Two days prior to writing this letter, John Brown met with noted abolitionist and one-time presidential candidate Gerrit Smith and Frank Sanborn to reveal his plans to raid the federal arsenal at Harper's Ferry. Brown hoped he could spark a slave uprising if he could supply the arms. The fiery Smith quickly signed on, but Sanborn was reluctant. The result was Brown wrote this letter to Sanborn, encouraging the latter to support his cause. "I expect nothing but to 'endure hardness:" writes Brown, "but I expect to effect a mighty conquest even though it be like the last victory of Samson." While events did not quite unfold as Brown foresaw, he was still quite prophetic.

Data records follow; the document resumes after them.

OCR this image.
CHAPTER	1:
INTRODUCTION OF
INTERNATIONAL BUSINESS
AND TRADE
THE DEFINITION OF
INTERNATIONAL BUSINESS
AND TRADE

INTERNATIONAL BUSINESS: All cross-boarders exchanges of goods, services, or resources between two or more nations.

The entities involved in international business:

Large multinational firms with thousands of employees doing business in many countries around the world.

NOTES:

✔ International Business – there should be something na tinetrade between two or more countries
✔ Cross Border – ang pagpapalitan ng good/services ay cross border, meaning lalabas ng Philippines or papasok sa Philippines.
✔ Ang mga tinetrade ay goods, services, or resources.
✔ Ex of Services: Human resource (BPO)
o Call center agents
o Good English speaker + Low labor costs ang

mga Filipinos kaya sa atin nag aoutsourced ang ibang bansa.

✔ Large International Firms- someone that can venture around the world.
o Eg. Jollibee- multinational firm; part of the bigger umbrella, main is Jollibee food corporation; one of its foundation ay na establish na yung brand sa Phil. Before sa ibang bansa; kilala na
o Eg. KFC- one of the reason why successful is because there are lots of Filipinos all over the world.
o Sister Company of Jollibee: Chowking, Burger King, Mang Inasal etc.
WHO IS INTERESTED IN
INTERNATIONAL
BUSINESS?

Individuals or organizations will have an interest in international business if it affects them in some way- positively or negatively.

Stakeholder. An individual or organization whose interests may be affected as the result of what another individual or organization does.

He endured "hardness" and death as did Samson, and while his attempted rebellion did not take hold, it helped lead to the Civil War a short time later where Brown's goal to end slavery came to pass. As for Sanborn, he was convinced, and along with Smith, became one of Brown's "Secret Six" financial backers. After Brown's capture, the Senate attempted to call Sanborn to testify in committee, but he declined to attend, and the court in his hometown of Concord, Massachusetts, refused federal attempts to have him arrested. $44,000.

General George Meade could have been the great Union hero of the Civil War, rather than Grant. He led the battle that turned the course of the war around, the Union victory at Gettysburg. On July 4, 1863, the day after the battle concluded, Mead issued this proclamation of thanks to his troops from the battlefield. This rare document displays the fault that would soon lead to Meade being replaced by Grant as the leader of Union forces. Meade writes, "The privations and fatigue the Army has endured, and the heroic courage and gallantry it has displayed will be matters of history to be ever remembered." However, after these words which seem to presage Lincoln's later Gettysburg address, Mead says, "Our task is not yet accomplished, and the Commanding General looks to the Army for greater efforts to drive from our soil every vestige of the presence of the invader." Therein lies the rub. Meade seemed content to drive the Confederates from northern soil. Lincoln wanted the enemy followed to his home and destroyed. They were not invaders from a foreign land, but rebels from within, the south as much a part of the nation as the north. By the end of the year, Lincoln would put the more aggressive Grant in charge in place of Meade. $27,500.